You might wonder why on earth the problems of American home buyers have anything to do with us. To explain this, a bit of history helps. Once upon a time, financial institutions which specialised in making home loans retained the business on their books from the day the young couple walked through the door and asked for a mortgage until the moment when the loan was repaid. People with a low credit rating were turned away. Then a financial technique with an ugly name, securitisation, was developed. This meant that the lender could sell its existing book of loans to other financial institutions. And this same package of loans could be sold on again and again. In this way, British institutions such as banks, pension funds and insurance companies ended up owning American housing debt.

From the point of view of the original lender in the United States, this selling on was an attractive transaction because it now had funds for further business and could extract a fresh set of fees for new customers. It was likewise pleasing to the purchasers of the loans, for the mortgages appeared safe and marketable while providing a better rate of interest than available elsewhere. Then things got out of hand. Suddenly finding themselves able to fund themselves from global financial markets rather than exclusively from local sources, the American mortgage institutions went after every piece of business they could find, dropped their standards and started to do a lot of subprime lending. Investors around the world, assured that even subprime loans had an acceptable default rate, greedily took everything that was offered to them.

Unfortunately, interest rates started rising and the American housing market weakened. Subprime loans began to go wrong. Sometimes they were poorly documented.

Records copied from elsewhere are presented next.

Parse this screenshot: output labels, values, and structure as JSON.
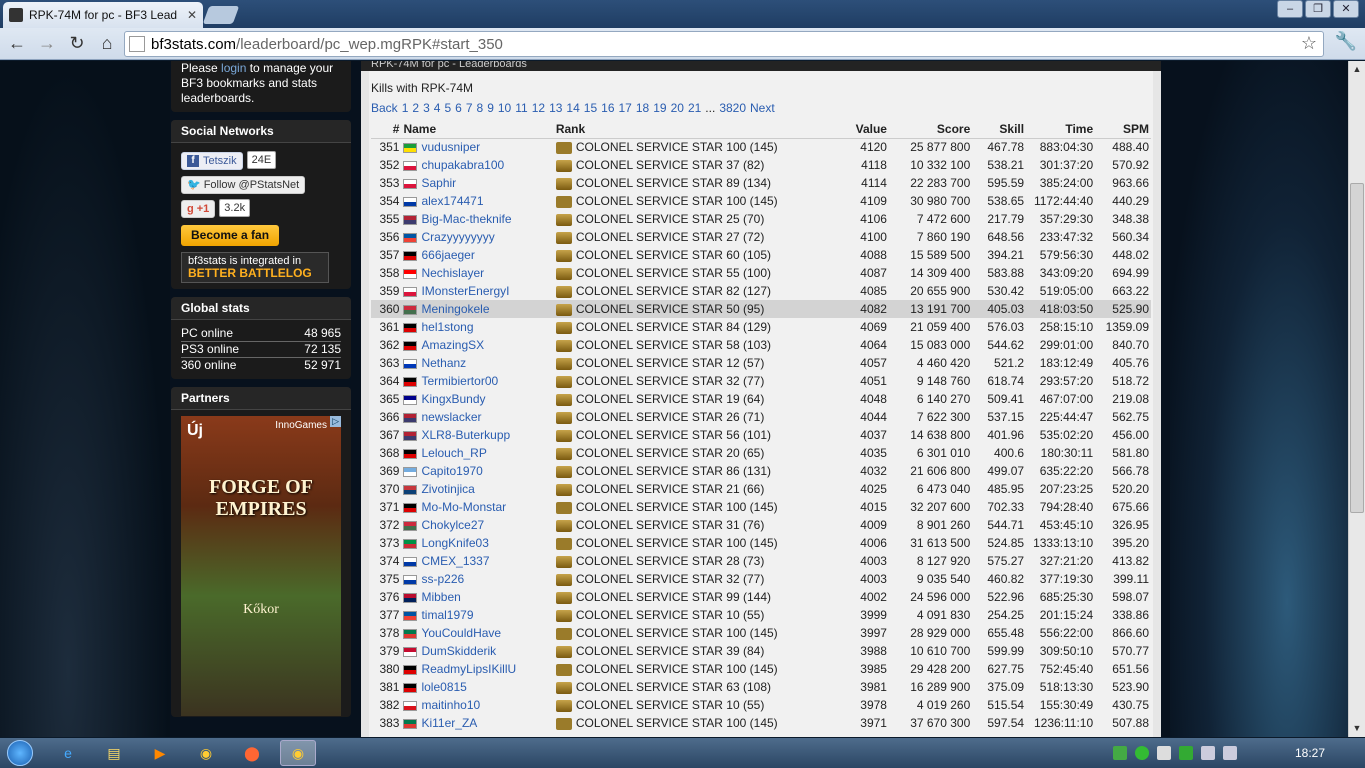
{
  "browser": {
    "tab_title": "RPK-74M for pc - BF3 Lead",
    "url_domain": "bf3stats.com",
    "url_path": "/leaderboard/pc_wep.mgRPK#start_350"
  },
  "sidebar": {
    "bookmarks_text_pre": "Please ",
    "bookmarks_login": "login",
    "bookmarks_text_post": " to manage your BF3 bookmarks and stats leaderboards.",
    "social_title": "Social Networks",
    "fb_label": "Tetszik",
    "fb_count": "24E",
    "twitter_label": "Follow @PStatsNet",
    "gplus_label": "+1",
    "gplus_count": "3.2k",
    "fan_label": "Become a fan",
    "bb_line1": "bf3stats is integrated in",
    "bb_line2": "BETTER BATTLELOG",
    "global_title": "Global stats",
    "global": [
      {
        "label": "PC online",
        "value": "48 965"
      },
      {
        "label": "PS3 online",
        "value": "72 135"
      },
      {
        "label": "360 online",
        "value": "52 971"
      }
    ],
    "partners_title": "Partners",
    "ad_uj": "Új",
    "ad_inno": "InnoGames",
    "ad_logo": "FORGE OF EMPIRES",
    "ad_kokor": "Kőkor"
  },
  "main": {
    "header": "RPK-74M for pc - Leaderboards",
    "kills_label": "Kills with RPK-74M",
    "pager": [
      "Back",
      "1",
      "2",
      "3",
      "4",
      "5",
      "6",
      "7",
      "8",
      "9",
      "10",
      "11",
      "12",
      "13",
      "14",
      "15",
      "16",
      "17",
      "18",
      "19",
      "20",
      "21",
      "...",
      "3820",
      "Next"
    ],
    "columns": [
      "#",
      "Name",
      "Rank",
      "Value",
      "Score",
      "Skill",
      "Time",
      "SPM"
    ],
    "rows": [
      {
        "n": "351",
        "flag": "br",
        "name": "vudusniper",
        "rank": "COLONEL SERVICE STAR 100 (145)",
        "value": "4120",
        "score": "25 877 800",
        "skill": "467.78",
        "time": "883:04:30",
        "spm": "488.40"
      },
      {
        "n": "352",
        "flag": "pl",
        "name": "chupakabra100",
        "rank": "COLONEL SERVICE STAR 37 (82)",
        "value": "4118",
        "score": "10 332 100",
        "skill": "538.21",
        "time": "301:37:20",
        "spm": "570.92"
      },
      {
        "n": "353",
        "flag": "pl",
        "name": "Saphir",
        "rank": "COLONEL SERVICE STAR 89 (134)",
        "value": "4114",
        "score": "22 283 700",
        "skill": "595.59",
        "time": "385:24:00",
        "spm": "963.66"
      },
      {
        "n": "354",
        "flag": "ru",
        "name": "alex174471",
        "rank": "COLONEL SERVICE STAR 100 (145)",
        "value": "4109",
        "score": "30 980 700",
        "skill": "538.65",
        "time": "1172:44:40",
        "spm": "440.29"
      },
      {
        "n": "355",
        "flag": "us",
        "name": "Big-Mac-theknife",
        "rank": "COLONEL SERVICE STAR 25 (70)",
        "value": "4106",
        "score": "7 472 600",
        "skill": "217.79",
        "time": "357:29:30",
        "spm": "348.38"
      },
      {
        "n": "356",
        "flag": "fr",
        "name": "Crazyyyyyyyy",
        "rank": "COLONEL SERVICE STAR 27 (72)",
        "value": "4100",
        "score": "7 860 190",
        "skill": "648.56",
        "time": "233:47:32",
        "spm": "560.34"
      },
      {
        "n": "357",
        "flag": "de",
        "name": "666jaeger",
        "rank": "COLONEL SERVICE STAR 60 (105)",
        "value": "4088",
        "score": "15 589 500",
        "skill": "394.21",
        "time": "579:56:30",
        "spm": "448.02"
      },
      {
        "n": "358",
        "flag": "ca",
        "name": "Nechislayer",
        "rank": "COLONEL SERVICE STAR 55 (100)",
        "value": "4087",
        "score": "14 309 400",
        "skill": "583.88",
        "time": "343:09:20",
        "spm": "694.99"
      },
      {
        "n": "359",
        "flag": "pl",
        "name": "IMonsterEnergyI",
        "rank": "COLONEL SERVICE STAR 82 (127)",
        "value": "4085",
        "score": "20 655 900",
        "skill": "530.42",
        "time": "519:05:00",
        "spm": "663.22"
      },
      {
        "n": "360",
        "flag": "hu",
        "name": "Meningokele",
        "rank": "COLONEL SERVICE STAR 50 (95)",
        "value": "4082",
        "score": "13 191 700",
        "skill": "405.03",
        "time": "418:03:50",
        "spm": "525.90",
        "hl": true
      },
      {
        "n": "361",
        "flag": "de",
        "name": "hel1stong",
        "rank": "COLONEL SERVICE STAR 84 (129)",
        "value": "4069",
        "score": "21 059 400",
        "skill": "576.03",
        "time": "258:15:10",
        "spm": "1359.09"
      },
      {
        "n": "362",
        "flag": "de",
        "name": "AmazingSX",
        "rank": "COLONEL SERVICE STAR 58 (103)",
        "value": "4064",
        "score": "15 083 000",
        "skill": "544.62",
        "time": "299:01:00",
        "spm": "840.70"
      },
      {
        "n": "363",
        "flag": "il",
        "name": "Nethanz",
        "rank": "COLONEL SERVICE STAR 12 (57)",
        "value": "4057",
        "score": "4 460 420",
        "skill": "521.2",
        "time": "183:12:49",
        "spm": "405.76"
      },
      {
        "n": "364",
        "flag": "de",
        "name": "Termibiertor00",
        "rank": "COLONEL SERVICE STAR 32 (77)",
        "value": "4051",
        "score": "9 148 760",
        "skill": "618.74",
        "time": "293:57:20",
        "spm": "518.72"
      },
      {
        "n": "365",
        "flag": "au",
        "name": "KingxBundy",
        "rank": "COLONEL SERVICE STAR 19 (64)",
        "value": "4048",
        "score": "6 140 270",
        "skill": "509.41",
        "time": "467:07:00",
        "spm": "219.08"
      },
      {
        "n": "366",
        "flag": "us",
        "name": "newslacker",
        "rank": "COLONEL SERVICE STAR 26 (71)",
        "value": "4044",
        "score": "7 622 300",
        "skill": "537.15",
        "time": "225:44:47",
        "spm": "562.75"
      },
      {
        "n": "367",
        "flag": "us",
        "name": "XLR8-Buterkupp",
        "rank": "COLONEL SERVICE STAR 56 (101)",
        "value": "4037",
        "score": "14 638 800",
        "skill": "401.96",
        "time": "535:02:20",
        "spm": "456.00"
      },
      {
        "n": "368",
        "flag": "de",
        "name": "Lelouch_RP",
        "rank": "COLONEL SERVICE STAR 20 (65)",
        "value": "4035",
        "score": "6 301 010",
        "skill": "400.6",
        "time": "180:30:11",
        "spm": "581.80"
      },
      {
        "n": "369",
        "flag": "ar",
        "name": "Capito1970",
        "rank": "COLONEL SERVICE STAR 86 (131)",
        "value": "4032",
        "score": "21 606 800",
        "skill": "499.07",
        "time": "635:22:20",
        "spm": "566.78"
      },
      {
        "n": "370",
        "flag": "rs",
        "name": "Zivotinjica",
        "rank": "COLONEL SERVICE STAR 21 (66)",
        "value": "4025",
        "score": "6 473 040",
        "skill": "485.95",
        "time": "207:23:25",
        "spm": "520.20"
      },
      {
        "n": "371",
        "flag": "de",
        "name": "Mo-Mo-Monstar",
        "rank": "COLONEL SERVICE STAR 100 (145)",
        "value": "4015",
        "score": "32 207 600",
        "skill": "702.33",
        "time": "794:28:40",
        "spm": "675.66"
      },
      {
        "n": "372",
        "flag": "hu",
        "name": "Chokylce27",
        "rank": "COLONEL SERVICE STAR 31 (76)",
        "value": "4009",
        "score": "8 901 260",
        "skill": "544.71",
        "time": "453:45:10",
        "spm": "326.95"
      },
      {
        "n": "373",
        "flag": "it",
        "name": "LongKnife03",
        "rank": "COLONEL SERVICE STAR 100 (145)",
        "value": "4006",
        "score": "31 613 500",
        "skill": "524.85",
        "time": "1333:13:10",
        "spm": "395.20"
      },
      {
        "n": "374",
        "flag": "ru",
        "name": "CMEX_1337",
        "rank": "COLONEL SERVICE STAR 28 (73)",
        "value": "4003",
        "score": "8 127 920",
        "skill": "575.27",
        "time": "327:21:20",
        "spm": "413.82"
      },
      {
        "n": "375",
        "flag": "ru",
        "name": "ss-p226",
        "rank": "COLONEL SERVICE STAR 32 (77)",
        "value": "4003",
        "score": "9 035 540",
        "skill": "460.82",
        "time": "377:19:30",
        "spm": "399.11"
      },
      {
        "n": "376",
        "flag": "no",
        "name": "Mibben",
        "rank": "COLONEL SERVICE STAR 99 (144)",
        "value": "4002",
        "score": "24 596 000",
        "skill": "522.96",
        "time": "685:25:30",
        "spm": "598.07"
      },
      {
        "n": "377",
        "flag": "fr",
        "name": "timal1979",
        "rank": "COLONEL SERVICE STAR 10 (55)",
        "value": "3999",
        "score": "4 091 830",
        "skill": "254.25",
        "time": "201:15:24",
        "spm": "338.86"
      },
      {
        "n": "378",
        "flag": "za",
        "name": "YouCouldHave",
        "rank": "COLONEL SERVICE STAR 100 (145)",
        "value": "3997",
        "score": "28 929 000",
        "skill": "655.48",
        "time": "556:22:00",
        "spm": "866.60"
      },
      {
        "n": "379",
        "flag": "dk",
        "name": "DumSkidderik",
        "rank": "COLONEL SERVICE STAR 39 (84)",
        "value": "3988",
        "score": "10 610 700",
        "skill": "599.99",
        "time": "309:50:10",
        "spm": "570.77"
      },
      {
        "n": "380",
        "flag": "de",
        "name": "ReadmyLipsIKillU",
        "rank": "COLONEL SERVICE STAR 100 (145)",
        "value": "3985",
        "score": "29 428 200",
        "skill": "627.75",
        "time": "752:45:40",
        "spm": "651.56"
      },
      {
        "n": "381",
        "flag": "de",
        "name": "lole0815",
        "rank": "COLONEL SERVICE STAR 63 (108)",
        "value": "3981",
        "score": "16 289 900",
        "skill": "375.09",
        "time": "518:13:30",
        "spm": "523.90"
      },
      {
        "n": "382",
        "flag": "pa",
        "name": "maitinho10",
        "rank": "COLONEL SERVICE STAR 10 (55)",
        "value": "3978",
        "score": "4 019 260",
        "skill": "515.54",
        "time": "155:30:49",
        "spm": "430.75"
      },
      {
        "n": "383",
        "flag": "za",
        "name": "Ki11er_ZA",
        "rank": "COLONEL SERVICE STAR 100 (145)",
        "value": "3971",
        "score": "37 670 300",
        "skill": "597.54",
        "time": "1236:11:10",
        "spm": "507.88"
      }
    ]
  },
  "flag_colors": {
    "br": [
      "#1b9e3a",
      "#ffdf00"
    ],
    "pl": [
      "#ffffff",
      "#dc143c"
    ],
    "ru": [
      "#ffffff",
      "#0039a6"
    ],
    "us": [
      "#b22234",
      "#3c3b6e"
    ],
    "fr": [
      "#0055a4",
      "#ef4135"
    ],
    "de": [
      "#000000",
      "#dd0000"
    ],
    "ca": [
      "#ff0000",
      "#ffffff"
    ],
    "hu": [
      "#cd2a3e",
      "#436f4d"
    ],
    "il": [
      "#ffffff",
      "#0038b8"
    ],
    "au": [
      "#00008b",
      "#ffffff"
    ],
    "ar": [
      "#74acdf",
      "#ffffff"
    ],
    "rs": [
      "#c6363c",
      "#0c4076"
    ],
    "it": [
      "#009246",
      "#ce2b37"
    ],
    "no": [
      "#ba0c2f",
      "#00205b"
    ],
    "za": [
      "#007a4d",
      "#de3831"
    ],
    "dk": [
      "#c60c30",
      "#ffffff"
    ],
    "pa": [
      "#ffffff",
      "#da121a"
    ]
  },
  "taskbar": {
    "clock": "18:27"
  }
}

The shocking result is that some 15 per cent of all subprime lending has developed, as the Americans put it, "serious delinquencies". Aggregated together, that is what the £500bn of bad debt mentioned above comprises. The first casualty is the American housing market, where activity has been sharply reduced and prices are under pressure. In turn, this is helping to drive the US economy into recession. That was the shocking prospect that spooked stock markets on Friday.

The second casualty might be as serious – the world's credit markets. The central banks have been trying to ease conditions by making billions of pounds of very short-term funds available. This is not working because the underlying problem is not so much a shortage of liquidity as a lack of information. Where are the bad debts? Alas, no institution with a substantial holding of subprime mortgage paper wants to disclose its position before it has to do so.

What are likely to be the consequences? The shortage of credit will mean that high-risk borrowers will have to pay a lot more for loans than those with a good credit rating. At the extreme, some who could have borrowed money before the summer may find that they cannot do so any longer. They may have to sell assets. There will be fewer debt-financed takeovers. Governments and central banks will find it difficult to undo the credit crunch that financial institutions will have brought upon themselves. It's the hangover after the party. It is not a mere indiscretion, however. For as a result, some sort of recession, and with it a stock market correction, is almost certainly on the way.